Tuesday

 

Kozinski and Neuborne on the death penalty

Today, I saw 9th Circuit Judge Alex Kozinkski have a debate/discussion with Prof. Burt Neuborne on the topic of the death penalty in general and Roper in particular today, though actually very little discussion was focused on Roper. I don't have any notes from it, so I just want to make a couple of brief comments.
They didn't disagree with the result in Roper, and Neuborne also approved of the reasoning. After Neuborne gave a litany of important cases which he thinks the Judges decided based upon their personal moral beliefs (but were not inconsistent with the text), Kozinski said something along the lines, "Sure you're fine with it now, but how are you going to feel when the Thomas Court starts doing that?" Neuborne seemed remarkably sanguine about the idea. I'm not, which is the main appeal some variety of textualism has for me. I want to constrain the power of judges, because my fear of judges who disagree with my policy preferences doing evil is greater than my hope of judges who agree with me doing good.

While I've written about my issues with Roper, I don't understand at all the objection that Kozinski raised about Kennedy counting the states which don't have any capital punishment as being against capital punishment for juveniles. Kennedy is counting to determine the "evolving standards of decency," and wants to know how many states consider capital punishment of juveniles to be indecent or otherwise bad policy. The answer to that question has to include the states banning capital punishment all together, they clearly think capital punishment of juveniles is indecent, even if they don't think it's more indecent than capital punishment of adults. Excluding them, and then finding that a majority of the states which approve of the death penalty also approve it for juveniles is clearly the wrong answer.

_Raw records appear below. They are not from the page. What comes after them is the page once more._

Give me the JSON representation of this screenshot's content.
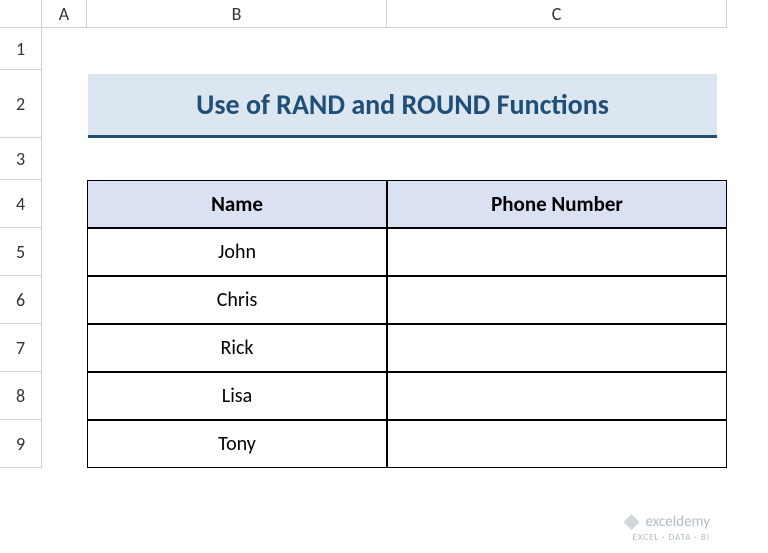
{
  "columns": [
    "A",
    "B",
    "C"
  ],
  "rows": [
    "1",
    "2",
    "3",
    "4",
    "5",
    "6",
    "7",
    "8",
    "9"
  ],
  "title": "Use of RAND and ROUND Functions",
  "table": {
    "headers": {
      "name": "Name",
      "phone": "Phone Number"
    },
    "rows": [
      {
        "name": "John",
        "phone": ""
      },
      {
        "name": "Chris",
        "phone": ""
      },
      {
        "name": "Rick",
        "phone": ""
      },
      {
        "name": "Lisa",
        "phone": ""
      },
      {
        "name": "Tony",
        "phone": ""
      }
    ]
  },
  "watermark": {
    "brand": "exceldemy",
    "tagline": "EXCEL · DATA · BI"
  }
}
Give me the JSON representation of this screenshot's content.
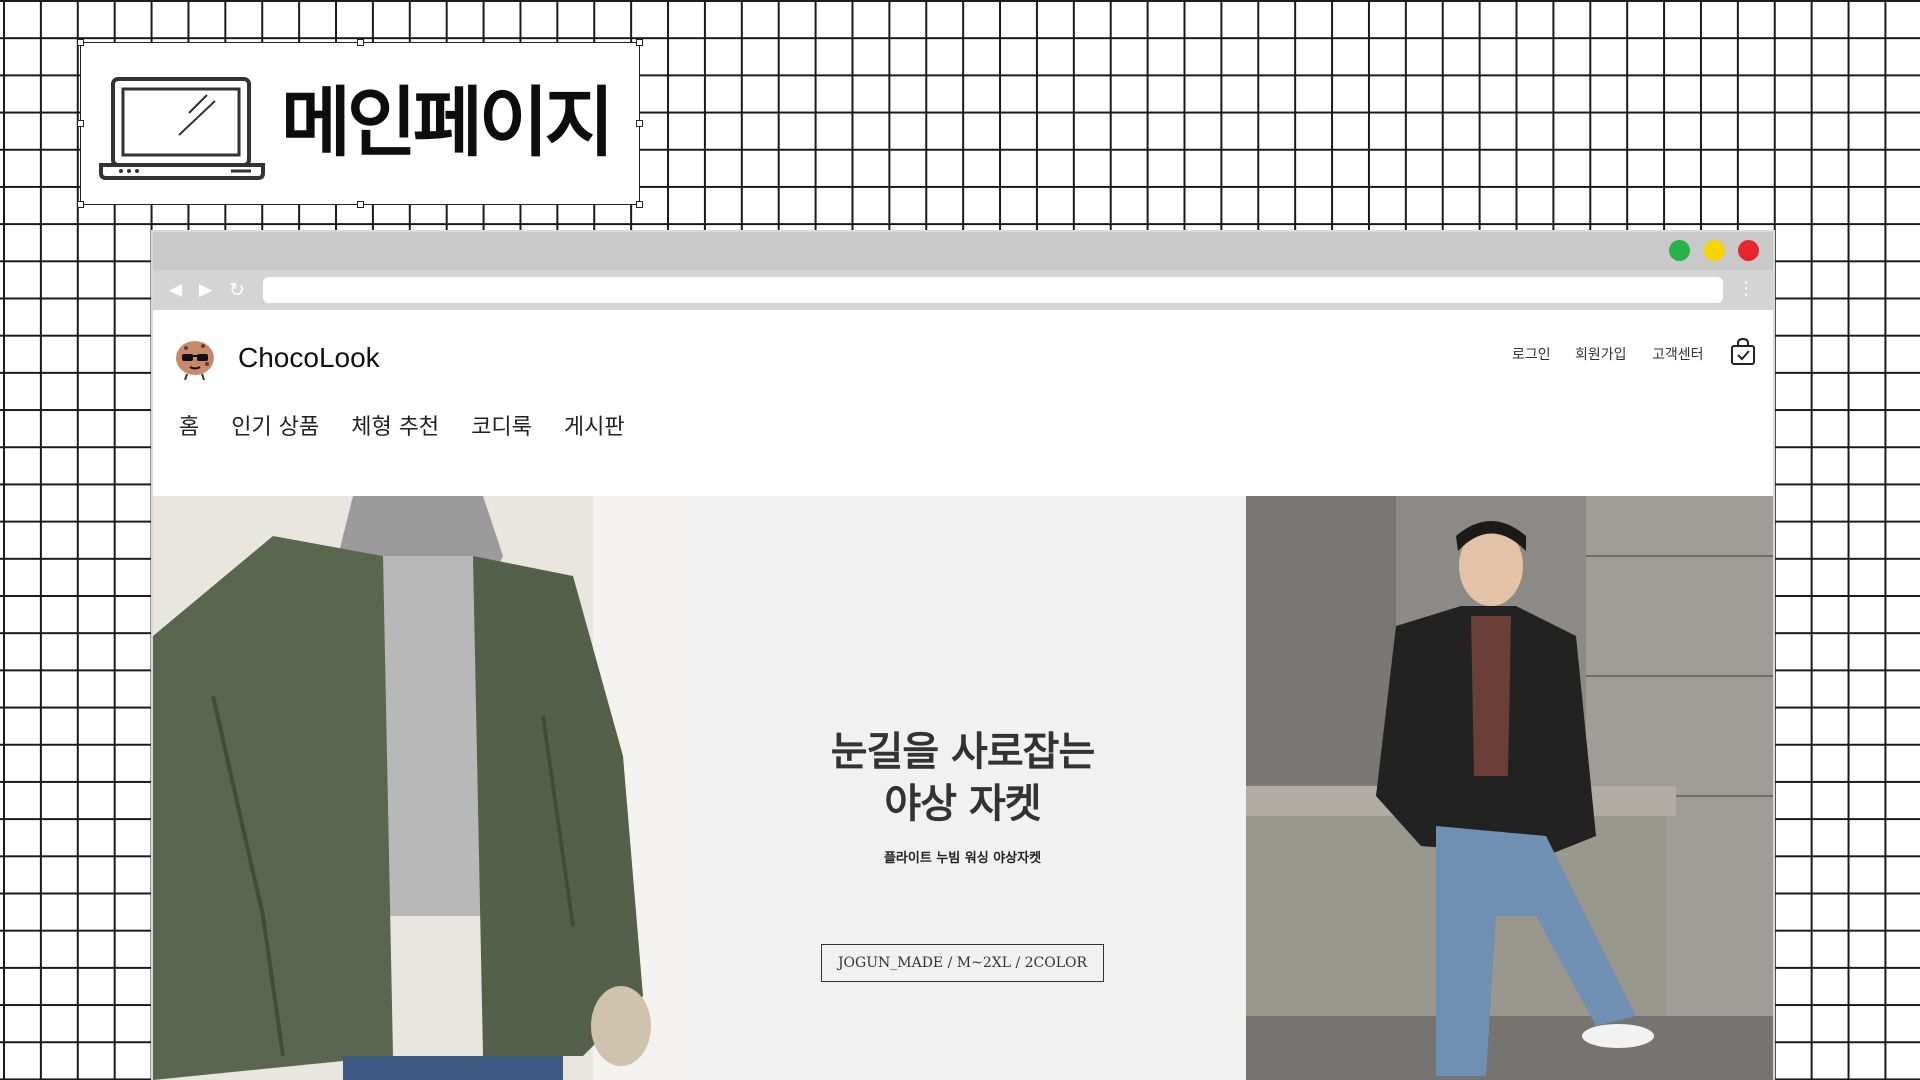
{
  "title_card": {
    "title": "메인페이지",
    "icon": "laptop-icon"
  },
  "browser": {
    "window_buttons": {
      "green": "#27b34a",
      "yellow": "#f5d400",
      "red": "#e8262b"
    },
    "nav": {
      "back": "◀",
      "forward": "▶",
      "reload": "↻",
      "menu": "⋮"
    },
    "address": ""
  },
  "site": {
    "brand": "ChocoLook",
    "utility_links": [
      "로그인",
      "회원가입",
      "고객센터"
    ],
    "nav_items": [
      "홈",
      "인기 상품",
      "체형 추천",
      "코디룩",
      "게시판"
    ]
  },
  "hero": {
    "headline_line1": "눈길을 사로잡는",
    "headline_line2": "야상 자켓",
    "subline": "플라이트 누빔 워싱 야상자켓",
    "tag": "JOGUN_MADE / M~2XL / 2COLOR"
  },
  "colors": {
    "grid": "#1a1a1a",
    "hero_bg": "#f1f1f1",
    "chrome": "#c9c9c9"
  }
}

Kozinski also tried to make a lot out of, "How do you deter people from committing crimes after they've already been sentenced to life without the possibility of parole?" That's a hard question, though of course solitary confinement is one alternative. Also, this problem doesn't go away with a wide ranging death penalty, because how do you deter people who are currently appealing their death sentence? You can put them in solitary confinement, or you can kill them the minute they're convicted in the first trial, but otherwise the problem repeats itself at a lower level.
Also, Kozinski wasn't as funny as I've seen him be in writing or in reports of other speeches. Maybe it was just the topic though.